一股暴虐的氣息從兩人之間爆發,涅手中的冰劍被沉重的大刀一壓,翹起一彎弧度,眼看那冰劍就要折斷時,涅右手一震,冰劍如螺旋錐般繞過大刀,以迅雷不及掩耳之勢擊向楊言那握刀的小臂上。
“噌。”地一聲撕裂聲,濺起一抹鮮紅的雪花,楊言被涅冰劍所帶的劍勁震開十數米,整個下臂滴血不止,更爲神奇的是,楊言整個手臂開始蔓延開一層薄薄的冰霜,讓其感到整個血液似乎凝結了一般,一股氣滞激湧其胸口,忍不住吐出口血來。
楊言咯血的當時,仍然難以置信的盯着涅,手中所握的大刀不經意一抖,眼中帶着震驚,還有一絲茫然無措。
“怎麽可能,你會劍術?”此時的楊言怎能不震驚,因爲涅不僅是會劍術那麽簡單,從其一鈎,一劃,一點,一提之間,都表明此人的劍術更勝自己的刀術。
要知道此刻的楊言可是使用了秘法的,其本身具備利境四階的實力在提升之後,實力直上五階巅峰,甚至可以比拟雷天化身雷公時的實力。可是要注意的是,刀術主攻殺,在修行的第一階段,也就是玄境階段,器修者修得其實就是兵器。在同等階内,因爲器修者的兵器加成作用,那攻擊更加猛,動作更加靈巧,殺傷力也更加明顯。
雖然雷之屬性也是攻擊之首,可是雷天的力量來得不妥,每使用一招,其氣息就削弱一絲,根本就不能長久戰鬥。可是楊言卻不同,刀不僅要懂得使用力勁,也要會蓄勢,以勢壓人,借勢殺敵。
但明顯,楊言的勢直接被涅使出的神妙劍術給破解了,不僅勢已破,連氣都衰竭了。
此刻點将台上的人已經處于木讷狀态了,因爲衆人已經被涅那層出不窮的東西驚愣了,或許可以說,每個人的神經已經能開始習慣涅那每時每刻爆發出來的驚豔了。
就是那一副斯文模樣的曾岩都忍不住罵粗口了:“這變态妖孽還讓不讓人活啊?”說完,眼中閃着熾熱的光芒,如看到驚天寶藏般閃着奪目的光暈。
而其餘等人都臉上帶着頹然,直直盯着涅。
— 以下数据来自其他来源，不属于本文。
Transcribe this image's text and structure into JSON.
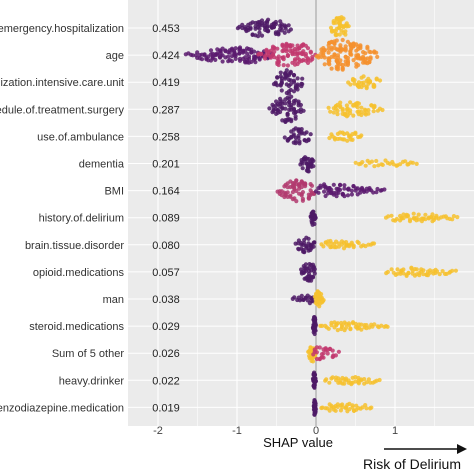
{
  "chart_data": {
    "type": "scatter",
    "subtype": "shap-beeswarm",
    "xlabel": "SHAP value",
    "xlim": [
      -2.0,
      1.55
    ],
    "xticks": [
      -2,
      -1,
      0,
      1
    ],
    "grid": true,
    "annotation": "Risk of Delirium",
    "colors": {
      "low": "#5b1a6e",
      "mid": "#c2386e",
      "high": "#f5a623",
      "bright": "#f6c12e",
      "panel": "#ebebeb",
      "grid": "#ffffff",
      "zero_line": "#999999"
    },
    "features": [
      {
        "label": "emergency.hospitalization",
        "mean_abs": "0.453",
        "clusters": [
          {
            "from": -1.0,
            "to": -0.3,
            "center": -0.62,
            "spread": 8,
            "color": "#4e1a66"
          },
          {
            "from": 0.18,
            "to": 0.42,
            "center": 0.3,
            "spread": 10,
            "color": "#f6c12e"
          }
        ]
      },
      {
        "label": "age",
        "mean_abs": "0.424",
        "clusters": [
          {
            "from": -1.65,
            "to": -0.55,
            "center": -0.85,
            "spread": 7,
            "color": "#5b1a6e"
          },
          {
            "from": -0.75,
            "to": 0.0,
            "center": -0.25,
            "spread": 11,
            "color": "#c2386e"
          },
          {
            "from": 0.0,
            "to": 0.8,
            "center": 0.3,
            "spread": 14,
            "color": "#f5902e"
          }
        ]
      },
      {
        "label": "hospitalization.intensive.care.unit",
        "mean_abs": "0.419",
        "clusters": [
          {
            "from": -0.55,
            "to": -0.15,
            "center": -0.35,
            "spread": 11,
            "color": "#4e1a66"
          },
          {
            "from": 0.4,
            "to": 0.82,
            "center": 0.6,
            "spread": 6,
            "color": "#f6c12e"
          }
        ]
      },
      {
        "label": "schedule.of.treatment.surgery",
        "mean_abs": "0.287",
        "clusters": [
          {
            "from": -0.6,
            "to": -0.15,
            "center": -0.35,
            "spread": 12,
            "color": "#4e1a66"
          },
          {
            "from": 0.15,
            "to": 0.85,
            "center": 0.35,
            "spread": 6,
            "color": "#f6c12e"
          }
        ]
      },
      {
        "label": "use.of.ambulance",
        "mean_abs": "0.258",
        "clusters": [
          {
            "from": -0.4,
            "to": -0.05,
            "center": -0.25,
            "spread": 7,
            "color": "#4e1a66"
          },
          {
            "from": 0.15,
            "to": 0.6,
            "center": 0.35,
            "spread": 4,
            "color": "#f6c12e"
          }
        ]
      },
      {
        "label": "dementia",
        "mean_abs": "0.201",
        "clusters": [
          {
            "from": -0.2,
            "to": -0.02,
            "center": -0.1,
            "spread": 7,
            "color": "#4e1a66"
          },
          {
            "from": 0.5,
            "to": 1.28,
            "center": 0.8,
            "spread": 2,
            "color": "#f6c12e"
          }
        ]
      },
      {
        "label": "BMI",
        "mean_abs": "0.164",
        "clusters": [
          {
            "from": -0.5,
            "to": 0.0,
            "center": -0.2,
            "spread": 10,
            "color": "#b23a6e"
          },
          {
            "from": 0.0,
            "to": 0.88,
            "center": 0.1,
            "spread": 5,
            "color": "#5b1a6e"
          }
        ]
      },
      {
        "label": "history.of.delirium",
        "mean_abs": "0.089",
        "clusters": [
          {
            "from": -0.07,
            "to": 0.0,
            "center": -0.03,
            "spread": 7,
            "color": "#4e1a66"
          },
          {
            "from": 0.88,
            "to": 1.8,
            "center": 1.2,
            "spread": 3,
            "color": "#f6c12e"
          }
        ]
      },
      {
        "label": "brain.tissue.disorder",
        "mean_abs": "0.080",
        "clusters": [
          {
            "from": -0.26,
            "to": 0.0,
            "center": -0.12,
            "spread": 7,
            "color": "#4e1a66"
          },
          {
            "from": 0.05,
            "to": 0.76,
            "center": 0.2,
            "spread": 3,
            "color": "#f6c12e"
          }
        ]
      },
      {
        "label": "opioid.medications",
        "mean_abs": "0.057",
        "clusters": [
          {
            "from": -0.2,
            "to": 0.0,
            "center": -0.06,
            "spread": 9,
            "color": "#4e1a66"
          },
          {
            "from": 0.88,
            "to": 1.78,
            "center": 1.2,
            "spread": 3,
            "color": "#f6c12e"
          }
        ]
      },
      {
        "label": "man",
        "mean_abs": "0.038",
        "clusters": [
          {
            "from": -0.3,
            "to": -0.02,
            "center": -0.05,
            "spread": 3,
            "color": "#4e1a66"
          },
          {
            "from": -0.02,
            "to": 0.1,
            "center": 0.03,
            "spread": 7,
            "color": "#f6c12e"
          }
        ]
      },
      {
        "label": "steroid.medications",
        "mean_abs": "0.029",
        "clusters": [
          {
            "from": -0.04,
            "to": 0.0,
            "center": -0.02,
            "spread": 8,
            "color": "#4e1a66"
          },
          {
            "from": 0.05,
            "to": 0.93,
            "center": 0.3,
            "spread": 3,
            "color": "#f6c12e"
          }
        ]
      },
      {
        "label": "Sum of 5 other",
        "mean_abs": "0.026",
        "clusters": [
          {
            "from": -0.1,
            "to": 0.0,
            "center": -0.03,
            "spread": 8,
            "color": "#f6c12e"
          },
          {
            "from": -0.05,
            "to": 0.3,
            "center": 0.02,
            "spread": 5,
            "color": "#c2386e"
          }
        ]
      },
      {
        "label": "heavy.drinker",
        "mean_abs": "0.022",
        "clusters": [
          {
            "from": -0.04,
            "to": 0.0,
            "center": -0.02,
            "spread": 7,
            "color": "#4e1a66"
          },
          {
            "from": 0.1,
            "to": 0.82,
            "center": 0.4,
            "spread": 3,
            "color": "#f6c12e"
          }
        ]
      },
      {
        "label": "use.of.benzodiazepine.medication",
        "mean_abs": "0.019",
        "clusters": [
          {
            "from": -0.03,
            "to": 0.0,
            "center": -0.015,
            "spread": 7,
            "color": "#4e1a66"
          },
          {
            "from": 0.05,
            "to": 0.72,
            "center": 0.3,
            "spread": 3,
            "color": "#f6c12e"
          }
        ]
      }
    ]
  }
}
本來身爲上界修士的優越感已經蕩然無存,有如此妖孽在此,那些虛環福地的天才神童就是個玩意而已,不值一提。
涅可不會管楊言那驚訝的表情,身體一個晃蕩,身影如梭,急速奔馳,全身彌漫着一股淡藍色的光暈,每行徑一步,腳下都踩出一縷輝光,如同腳底有一股力量加持在其身上一般,速度越來越快。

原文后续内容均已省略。